As gear 24 is rotated so that shaft 28 extends into its extreme outer position, the corresponding end of tremolo 11 is likewise moved in an upward extending direction. This movement of tremolo lever 11 in turn rotates lever 6 in a direction transverse to its longitudinal axis so that lever 6 is moved into its second rotational position. In this second rotational position the tension on strings 4 is relaxed. As the rotation of gear 24 continues, shaft 28 is withdrawn to its lower position. At this point, the action of spring 18 causes lever 6 to be rotated back to its initial position in which the tension on strings 4 is increased. As lever 6 returns to its initial position, lever 11 is likewise rotated so that the end portion is lowered. The movement of this end of tremolo lever 11, however, is limited by its contact with shaft 28. By adjusting the position of screw 22, the length of shaft 28 is effectively varied and hence the maximum extent of movement of shaft 11 is also varied.
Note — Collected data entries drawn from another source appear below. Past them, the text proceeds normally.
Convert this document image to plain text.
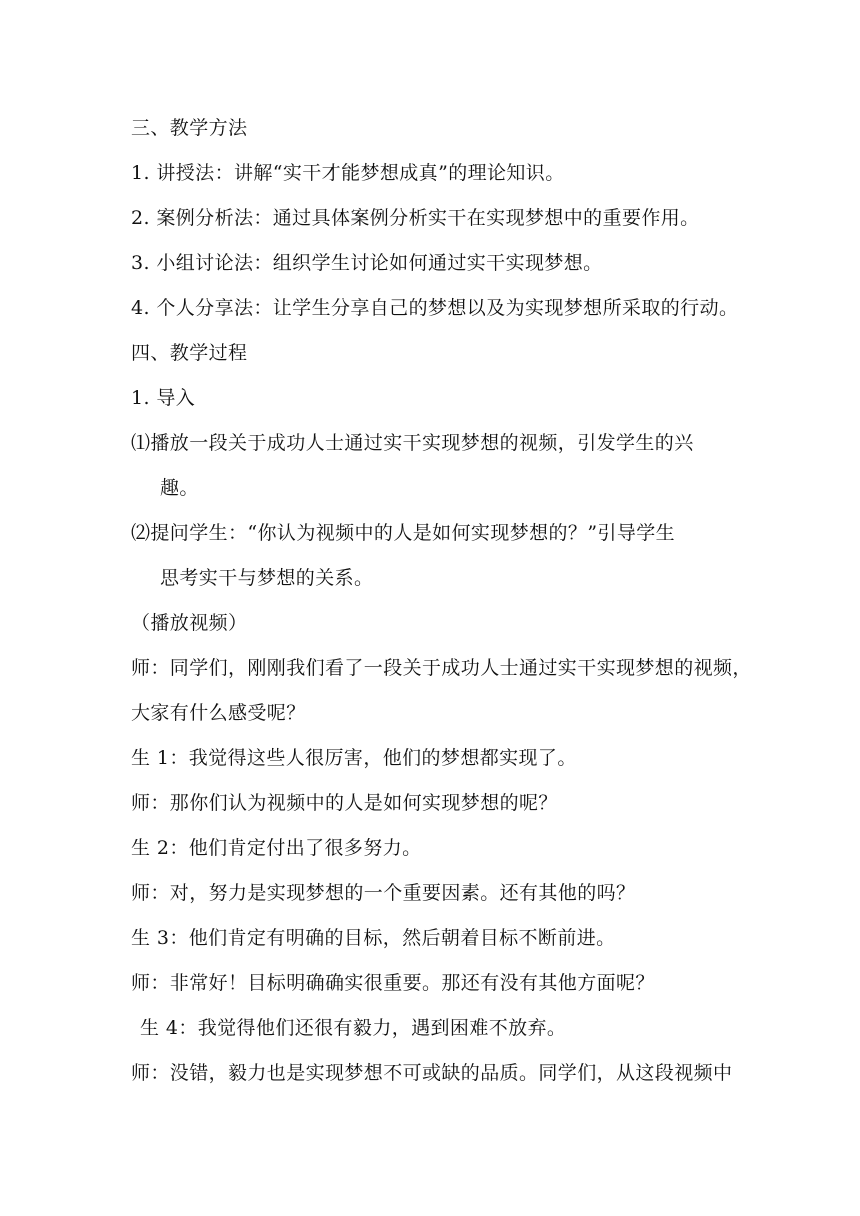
三、教学方法
1. 讲授法：讲解“实干才能梦想成真”的理论知识。
2. 案例分析法：通过具体案例分析实干在实现梦想中的重要作用。
3. 小组讨论法：组织学生讨论如何通过实干实现梦想。
4. 个人分享法：让学生分享自己的梦想以及为实现梦想所采取的行动。
四、教学过程
1. 导入
⑴播放一段关于成功人士通过实干实现梦想的视频，引发学生的兴
趣。
⑵提问学生：“你认为视频中的人是如何实现梦想的？”引导学生
思考实干与梦想的关系。
（播放视频）
师：同学们，刚刚我们看了一段关于成功人士通过实干实现梦想的视频，
大家有什么感受呢？
生 1：我觉得这些人很厉害，他们的梦想都实现了。
师：那你们认为视频中的人是如何实现梦想的呢？
生 2：他们肯定付出了很多努力。
师：对，努力是实现梦想的一个重要因素。还有其他的吗？
生 3：他们肯定有明确的目标，然后朝着目标不断前进。
师：非常好！目标明确确实很重要。那还有没有其他方面呢？
生 4：我觉得他们还很有毅力，遇到困难不放弃。
师：没错，毅力也是实现梦想不可或缺的品质。同学们，从这段视频中
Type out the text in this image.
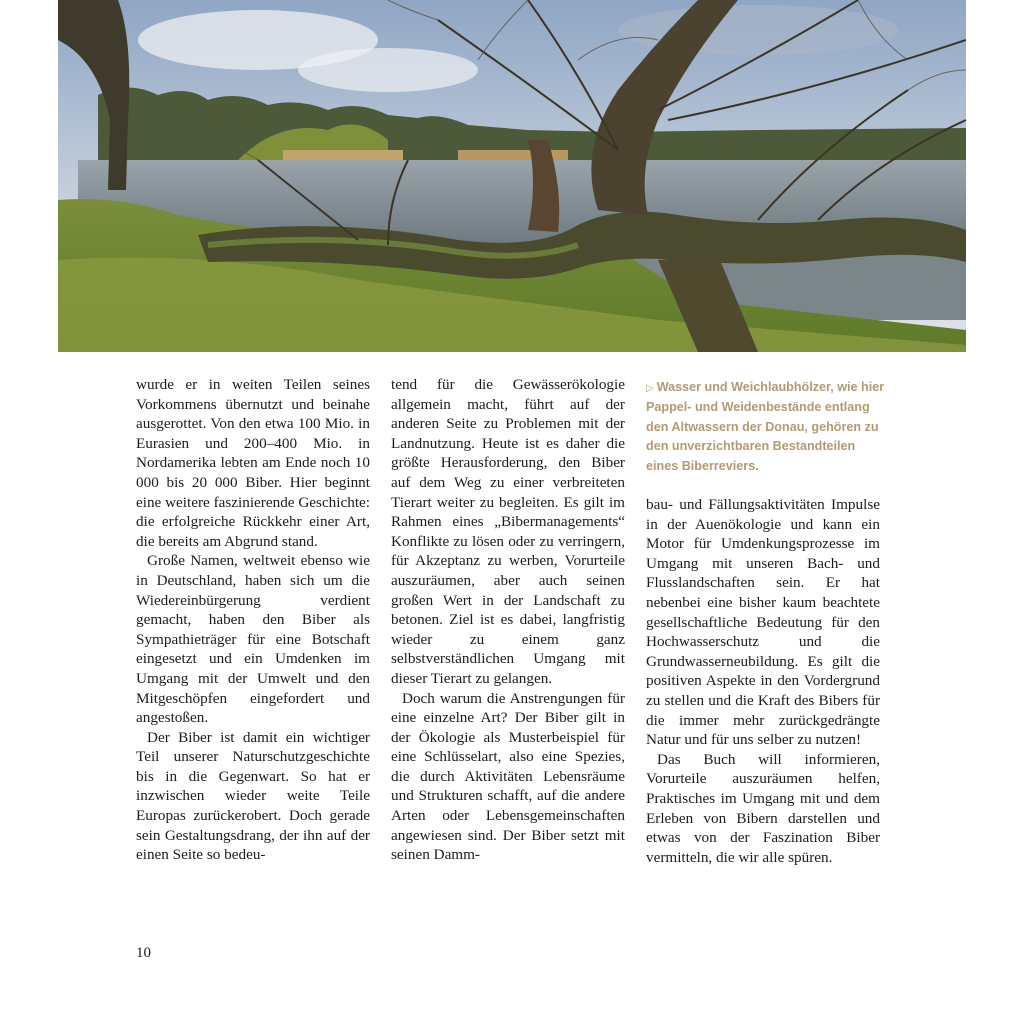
▷ Wasser und Weichlaubhölzer, wie hier Pappel- und Weidenbestände entlang den Altwassern der Donau, gehören zu den unverzichtbaren Bestandteilen eines Biberreviers.

wurde er in weiten Teilen seines Vorkommens übernutzt und beinahe ausgerottet. Von den etwa 100 Mio. in Eurasien und 200–400 Mio. in Nordamerika lebten am Ende noch 10 000 bis 20 000 Biber. Hier beginnt eine weitere faszinierende Geschichte: die erfolgreiche Rückkehr einer Art, die bereits am Abgrund stand.

Große Namen, weltweit ebenso wie in Deutschland, haben sich um die Wiedereinbürgerung verdient gemacht, haben den Biber als Sympathieträger für eine Botschaft eingesetzt und ein Umdenken im Umgang mit der Umwelt und den Mitgeschöpfen eingefordert und angestoßen.

Der Biber ist damit ein wichtiger Teil unserer Naturschutzgeschichte bis in die Gegenwart. So hat er inzwischen wieder weite Teile Europas zurückerobert. Doch gerade sein Gestaltungsdrang, der ihn auf der einen Seite so bedeu-

tend für die Gewässerökologie allgemein macht, führt auf der anderen Seite zu Problemen mit der Landnutzung. Heute ist es daher die größte Herausforderung, den Biber auf dem Weg zu einer verbreiteten Tierart weiter zu begleiten. Es gilt im Rahmen eines „Bibermanagements“ Konflikte zu lösen oder zu verringern, für Akzeptanz zu werben, Vorurteile auszuräumen, aber auch seinen großen Wert in der Landschaft zu betonen. Ziel ist es dabei, langfristig wieder zu einem ganz selbstverständlichen Umgang mit dieser Tierart zu gelangen.

Doch warum die Anstrengungen für eine einzelne Art? Der Biber gilt in der Ökologie als Musterbeispiel für eine Schlüsselart, also eine Spezies, die durch Aktivitäten Lebensräume und Strukturen schafft, auf die andere Arten oder Lebensgemeinschaften angewiesen sind. Der Biber setzt mit seinen Damm-

bau- und Fällungsaktivitäten Impulse in der Auenökologie und kann ein Motor für Umdenkungsprozesse im Umgang mit unseren Bach- und Flusslandschaften sein. Er hat nebenbei eine bisher kaum beachtete gesellschaftliche Bedeutung für den Hochwasserschutz und die Grundwasserneubildung. Es gilt die positiven Aspekte in den Vordergrund zu stellen und die Kraft des Bibers für die immer mehr zurückgedrängte Natur und für uns selber zu nutzen!

Das Buch will informieren, Vorurteile auszuräumen helfen, Praktisches im Umgang mit und dem Erleben von Bibern darstellen und etwas von der Faszination Biber vermitteln, die wir alle spüren.

10
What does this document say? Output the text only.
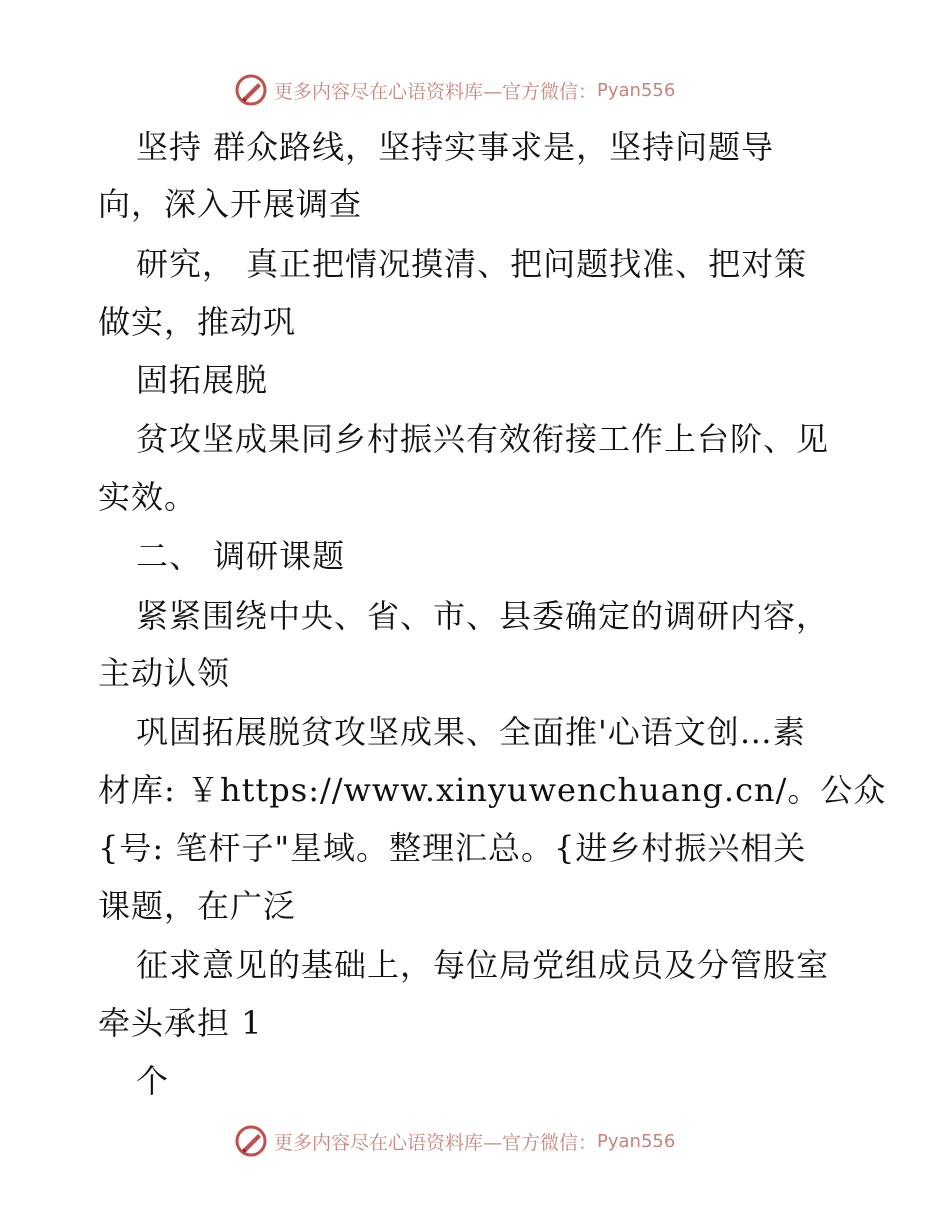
更多内容尽在心语资料库—官方微信： Pyan556
坚持 群众路线，坚持实事求是，坚持问题导
向，深入开展调查
研究， 真正把情况摸清、把问题找准、把对策
做实，推动巩
固拓展脱
贫攻坚成果同乡村振兴有效衔接工作上台阶、见
实效。
二、 调研课题
紧紧围绕中央、省、市、县委确定的调研内容，
主动认领
巩固拓展脱贫攻坚成果、全面推'心语文创…素
材库: ￥https://www.xinyuwenchuang.cn/。公众
{号: 笔杆子"星域。整理汇总。{进乡村振兴相关
课题，在广泛
征求意见的基础上，每位局党组成员及分管股室
牵头承担 1
个
更多内容尽在心语资料库—官方微信： Pyan556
In the embodiment illustrated in FIG. 4, the gear coupling mechanism 17 is replaced by the utilization of an eccentric cam 27. Eccentric cam 27 is mounted on output shaft 16 so as to be rotated by the shaft. Cam 27 is positioned in contact with the lower end of adjustment screw 22'. As cam 27 rotates adjustment screw 22' moves up and down in a direction perpendicular to the planar surface of the guitar and likewise imparts a similar movement to the corresponding end of tremolo lever 11. As with the embodiment illustrated in FIG. 3, the movement of the end of tremolo lever 11 imparts a rotational movement to lever 6. As before, this rotational movement of lever 6 causes the tension within strings 4 to vary.

Consequently, the tremolo mechanism 9 causes a tremulous effect to be automatically created within strings 4 without requiring any action on the part of the player outside of turning on the system and setting the desired speed. While the tremulous effect is automatically created, the effect is identical to that produced with a hand operated tremolo and does not exhibit those drawbacks of the mechanisms which electronically simulate the tremulous effects.

If the tremolo is maintained in contact with lever 11 when not in use, it can cause the instrument to be out of tune unless lever 11 is allowed to return to a neutral position in which the tension in the strings is maintained at a normal in tune level. In order to maintain the tuning of the instrument, when the automatic tremolo is not being utilized, it is possible to disengage the tremolo device from engagement with lever 11. For this purpose, motor 12 can be mounted on a pin 30 and is provided with a lever 31. By pressing lever 31, motor 12 can be swiveled about pin 30 and out of engagement with lever 11.

If so desired, it is also possible to utilize a hand lever with the present invention so as to enable the tremolo to also be hand operated. For this purpose, a hand lever 20 can be provided as illustrated in FIG. 2. Movement of lever 20 will in turn cause lever 6 to be rotated between its two positions for varying the tension within strings 4.

It is noted that the above description and the accompanying drawings are provided merely to present exemplary embodiments of the present invention and that additional modifications of such embodiments are possible within the scope of this invention without deviating from the spirit thereof.